UPDATE & CORRECTION
About the first weight ray posted in this thread, I said:
... now that I have seen the white ground, I can say that it is "more lumpy" than the equivalent of each layer of my Triple Harlequin example, but I am reasonably happy that it's a Paul Ysart weight and most likely 1930s period.
Well, I have now changed my mind!
Having seen the weight in real life and set it against my early Paul Ysart pieces, I no longer think this is an Ysart. The use of the white bits as a ground had me "reasonbaly happy", but when all the other features were taken as a whole, it looks much like a regular European weight.
One thing that I have always been hesitant to say is that all Paul Ysart weights with peripheral bubbles will have only 6 or 8 bubbles in the outer ring. If I were to make that statement publicly, no doubt a few would suddenly turn up, just to prove me wrong
However, as yet, I have not seen other numbers in Ysart weights, but I have seen (in books, and on dealers stands) several weights with 7 peripheral bubbles, which is what Ray's item has, and these have all been consistent with a general German / Bohemian attribution.
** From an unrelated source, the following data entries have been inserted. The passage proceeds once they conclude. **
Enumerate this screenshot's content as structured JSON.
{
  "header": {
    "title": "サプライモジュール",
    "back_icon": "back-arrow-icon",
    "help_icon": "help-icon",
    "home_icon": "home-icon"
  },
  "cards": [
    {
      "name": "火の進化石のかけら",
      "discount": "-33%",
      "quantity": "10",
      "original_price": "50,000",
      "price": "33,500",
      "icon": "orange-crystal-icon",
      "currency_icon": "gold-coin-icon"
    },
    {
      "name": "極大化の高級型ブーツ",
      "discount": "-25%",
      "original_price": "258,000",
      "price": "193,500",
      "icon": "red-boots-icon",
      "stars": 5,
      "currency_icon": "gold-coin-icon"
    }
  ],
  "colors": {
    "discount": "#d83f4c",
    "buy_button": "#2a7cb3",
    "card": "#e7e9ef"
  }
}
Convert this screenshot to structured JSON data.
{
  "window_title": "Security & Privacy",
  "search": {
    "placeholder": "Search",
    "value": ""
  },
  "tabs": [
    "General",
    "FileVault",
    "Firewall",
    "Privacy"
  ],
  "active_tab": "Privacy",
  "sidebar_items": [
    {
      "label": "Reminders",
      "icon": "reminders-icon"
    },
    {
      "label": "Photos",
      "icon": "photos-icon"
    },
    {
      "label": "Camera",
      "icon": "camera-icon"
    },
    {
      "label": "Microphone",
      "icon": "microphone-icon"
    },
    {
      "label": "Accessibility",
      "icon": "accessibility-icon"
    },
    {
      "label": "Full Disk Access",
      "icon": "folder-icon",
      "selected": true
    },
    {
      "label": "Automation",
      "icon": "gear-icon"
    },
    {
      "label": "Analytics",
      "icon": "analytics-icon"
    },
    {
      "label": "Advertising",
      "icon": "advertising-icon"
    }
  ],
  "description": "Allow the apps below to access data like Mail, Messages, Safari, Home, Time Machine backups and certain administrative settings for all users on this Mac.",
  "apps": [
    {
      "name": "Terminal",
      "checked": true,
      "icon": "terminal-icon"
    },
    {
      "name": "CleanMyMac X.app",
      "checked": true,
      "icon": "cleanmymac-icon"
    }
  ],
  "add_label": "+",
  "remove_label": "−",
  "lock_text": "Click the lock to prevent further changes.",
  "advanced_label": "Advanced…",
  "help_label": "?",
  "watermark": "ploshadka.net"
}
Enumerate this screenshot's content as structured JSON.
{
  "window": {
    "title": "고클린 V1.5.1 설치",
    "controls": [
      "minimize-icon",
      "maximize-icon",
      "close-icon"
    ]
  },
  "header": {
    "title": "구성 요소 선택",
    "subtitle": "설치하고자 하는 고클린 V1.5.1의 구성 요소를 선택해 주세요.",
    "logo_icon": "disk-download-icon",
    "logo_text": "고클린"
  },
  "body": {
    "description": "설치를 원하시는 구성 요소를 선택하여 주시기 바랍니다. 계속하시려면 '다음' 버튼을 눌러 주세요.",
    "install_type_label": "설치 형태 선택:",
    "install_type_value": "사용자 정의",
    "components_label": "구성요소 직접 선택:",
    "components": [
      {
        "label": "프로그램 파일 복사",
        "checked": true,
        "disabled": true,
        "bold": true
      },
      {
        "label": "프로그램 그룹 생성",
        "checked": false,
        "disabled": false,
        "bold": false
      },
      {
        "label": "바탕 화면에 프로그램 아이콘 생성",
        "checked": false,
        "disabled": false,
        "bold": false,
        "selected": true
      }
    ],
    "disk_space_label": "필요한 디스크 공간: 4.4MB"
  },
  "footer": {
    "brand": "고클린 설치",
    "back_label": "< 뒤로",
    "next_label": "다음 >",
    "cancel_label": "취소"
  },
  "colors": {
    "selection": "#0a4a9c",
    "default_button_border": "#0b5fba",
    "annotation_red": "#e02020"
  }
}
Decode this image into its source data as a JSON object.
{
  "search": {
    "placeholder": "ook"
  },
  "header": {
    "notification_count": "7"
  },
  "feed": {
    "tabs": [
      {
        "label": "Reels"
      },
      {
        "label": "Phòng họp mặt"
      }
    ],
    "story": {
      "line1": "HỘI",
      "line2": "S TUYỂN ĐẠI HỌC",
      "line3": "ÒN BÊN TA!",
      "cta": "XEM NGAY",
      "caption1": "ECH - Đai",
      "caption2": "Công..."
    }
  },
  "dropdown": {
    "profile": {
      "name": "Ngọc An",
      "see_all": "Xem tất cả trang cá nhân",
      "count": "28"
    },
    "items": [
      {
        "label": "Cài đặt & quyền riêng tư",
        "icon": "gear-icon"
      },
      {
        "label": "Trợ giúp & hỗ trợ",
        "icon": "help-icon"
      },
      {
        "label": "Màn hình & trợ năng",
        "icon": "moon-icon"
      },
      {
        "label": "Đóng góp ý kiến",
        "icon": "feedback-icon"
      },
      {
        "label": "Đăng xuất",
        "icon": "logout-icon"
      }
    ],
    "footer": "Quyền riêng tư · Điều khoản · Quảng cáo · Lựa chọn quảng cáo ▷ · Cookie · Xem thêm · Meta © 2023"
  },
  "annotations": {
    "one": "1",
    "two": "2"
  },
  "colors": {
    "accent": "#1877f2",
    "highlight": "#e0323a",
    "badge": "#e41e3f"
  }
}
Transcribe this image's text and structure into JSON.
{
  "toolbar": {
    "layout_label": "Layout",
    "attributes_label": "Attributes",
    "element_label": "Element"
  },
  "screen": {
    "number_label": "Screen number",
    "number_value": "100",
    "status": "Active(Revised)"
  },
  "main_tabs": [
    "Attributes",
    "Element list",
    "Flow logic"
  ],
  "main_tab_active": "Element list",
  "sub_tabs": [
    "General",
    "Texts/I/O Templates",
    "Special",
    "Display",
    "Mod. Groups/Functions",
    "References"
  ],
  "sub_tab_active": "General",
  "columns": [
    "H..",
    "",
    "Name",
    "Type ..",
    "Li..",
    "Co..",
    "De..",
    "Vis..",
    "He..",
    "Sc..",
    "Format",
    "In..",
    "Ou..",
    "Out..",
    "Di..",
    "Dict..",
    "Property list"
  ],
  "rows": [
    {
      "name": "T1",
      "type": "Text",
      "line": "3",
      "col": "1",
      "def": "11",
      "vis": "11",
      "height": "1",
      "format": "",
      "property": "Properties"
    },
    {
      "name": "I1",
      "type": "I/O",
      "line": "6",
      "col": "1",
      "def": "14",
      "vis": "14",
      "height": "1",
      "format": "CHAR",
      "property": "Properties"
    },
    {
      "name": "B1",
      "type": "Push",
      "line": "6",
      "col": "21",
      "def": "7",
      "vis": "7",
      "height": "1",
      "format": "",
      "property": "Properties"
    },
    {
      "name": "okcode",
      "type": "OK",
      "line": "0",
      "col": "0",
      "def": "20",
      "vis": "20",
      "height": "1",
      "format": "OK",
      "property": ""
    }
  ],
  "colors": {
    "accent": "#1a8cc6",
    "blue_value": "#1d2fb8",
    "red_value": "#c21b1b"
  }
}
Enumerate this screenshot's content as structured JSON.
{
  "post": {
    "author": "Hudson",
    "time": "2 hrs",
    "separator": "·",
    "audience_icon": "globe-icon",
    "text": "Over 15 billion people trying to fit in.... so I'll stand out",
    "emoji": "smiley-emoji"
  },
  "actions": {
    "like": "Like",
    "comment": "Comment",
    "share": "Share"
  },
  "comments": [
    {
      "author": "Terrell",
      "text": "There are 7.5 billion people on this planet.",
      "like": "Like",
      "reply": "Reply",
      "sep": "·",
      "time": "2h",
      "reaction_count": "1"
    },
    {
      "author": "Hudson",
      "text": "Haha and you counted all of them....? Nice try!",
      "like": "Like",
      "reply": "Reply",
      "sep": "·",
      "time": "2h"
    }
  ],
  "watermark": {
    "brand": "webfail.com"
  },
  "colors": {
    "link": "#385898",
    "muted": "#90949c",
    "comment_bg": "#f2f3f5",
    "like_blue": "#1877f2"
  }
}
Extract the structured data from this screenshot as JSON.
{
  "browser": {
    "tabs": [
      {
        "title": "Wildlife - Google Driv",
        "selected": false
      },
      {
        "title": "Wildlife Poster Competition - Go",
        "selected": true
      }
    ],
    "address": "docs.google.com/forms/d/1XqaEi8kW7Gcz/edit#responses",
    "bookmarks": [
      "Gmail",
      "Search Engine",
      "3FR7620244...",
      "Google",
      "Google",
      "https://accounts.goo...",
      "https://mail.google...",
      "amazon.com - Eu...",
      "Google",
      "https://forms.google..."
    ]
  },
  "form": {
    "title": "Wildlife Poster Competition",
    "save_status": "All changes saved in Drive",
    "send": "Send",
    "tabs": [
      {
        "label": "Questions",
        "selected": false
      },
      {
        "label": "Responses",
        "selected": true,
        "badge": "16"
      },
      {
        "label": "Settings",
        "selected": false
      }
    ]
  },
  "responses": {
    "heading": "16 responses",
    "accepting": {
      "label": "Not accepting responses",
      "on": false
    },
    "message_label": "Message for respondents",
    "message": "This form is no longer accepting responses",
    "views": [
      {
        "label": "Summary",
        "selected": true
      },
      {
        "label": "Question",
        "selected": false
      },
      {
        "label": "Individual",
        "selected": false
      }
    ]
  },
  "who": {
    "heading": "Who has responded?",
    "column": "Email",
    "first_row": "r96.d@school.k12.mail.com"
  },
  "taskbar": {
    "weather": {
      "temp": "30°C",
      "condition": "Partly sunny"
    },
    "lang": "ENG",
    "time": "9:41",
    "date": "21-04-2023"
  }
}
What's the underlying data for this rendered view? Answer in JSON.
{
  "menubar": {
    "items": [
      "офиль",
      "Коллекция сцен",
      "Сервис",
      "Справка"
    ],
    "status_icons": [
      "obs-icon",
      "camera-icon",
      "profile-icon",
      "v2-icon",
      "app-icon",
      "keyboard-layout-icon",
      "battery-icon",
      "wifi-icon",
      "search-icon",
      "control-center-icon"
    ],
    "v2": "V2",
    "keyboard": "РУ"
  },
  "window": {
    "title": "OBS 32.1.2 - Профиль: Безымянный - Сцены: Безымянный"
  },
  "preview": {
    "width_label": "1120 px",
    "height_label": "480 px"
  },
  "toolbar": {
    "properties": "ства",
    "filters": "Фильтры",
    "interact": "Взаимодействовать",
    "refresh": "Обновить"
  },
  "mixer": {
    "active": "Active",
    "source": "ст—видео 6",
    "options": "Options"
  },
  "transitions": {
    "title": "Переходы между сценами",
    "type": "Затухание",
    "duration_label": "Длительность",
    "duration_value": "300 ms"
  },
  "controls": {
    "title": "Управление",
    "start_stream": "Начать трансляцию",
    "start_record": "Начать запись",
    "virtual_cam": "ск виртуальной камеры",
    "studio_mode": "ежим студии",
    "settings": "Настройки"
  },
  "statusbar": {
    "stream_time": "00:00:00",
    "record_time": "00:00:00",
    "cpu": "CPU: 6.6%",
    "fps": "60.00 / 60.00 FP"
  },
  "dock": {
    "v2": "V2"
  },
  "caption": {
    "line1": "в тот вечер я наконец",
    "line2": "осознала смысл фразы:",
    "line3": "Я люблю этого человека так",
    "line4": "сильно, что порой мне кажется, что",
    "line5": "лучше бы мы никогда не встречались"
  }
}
I am also willing to believe that such weights may also have been produced in France or Belgium.
Under UV (Longwave & Shortwave) Ray's weight fluoresces much the same as early Ysart (Green & "Dusty" Grey). But as I have said elsewhere, this UV reaction is common to much sode-based glass as was used in many countries.
Another point is that, like many Ysart early scramble (or "Harlequin") weights, this weight contains pieces of aventurine. With the weight in my hand and daylight for viewing, it was clear that the aventurine was "watery" [as a visual description, not a method of manufacture] whereas the aventurine used in Ysart weights was more "solid" in apperance.
So, even though Ray's photos were very good, viewing the actual item amongst other known pieces made a lot of difference and the clues were easier to assess. Also, the 7 peripheral bubbles feature is something that I really should have commented on in the first place, if only as a suggestion of a query.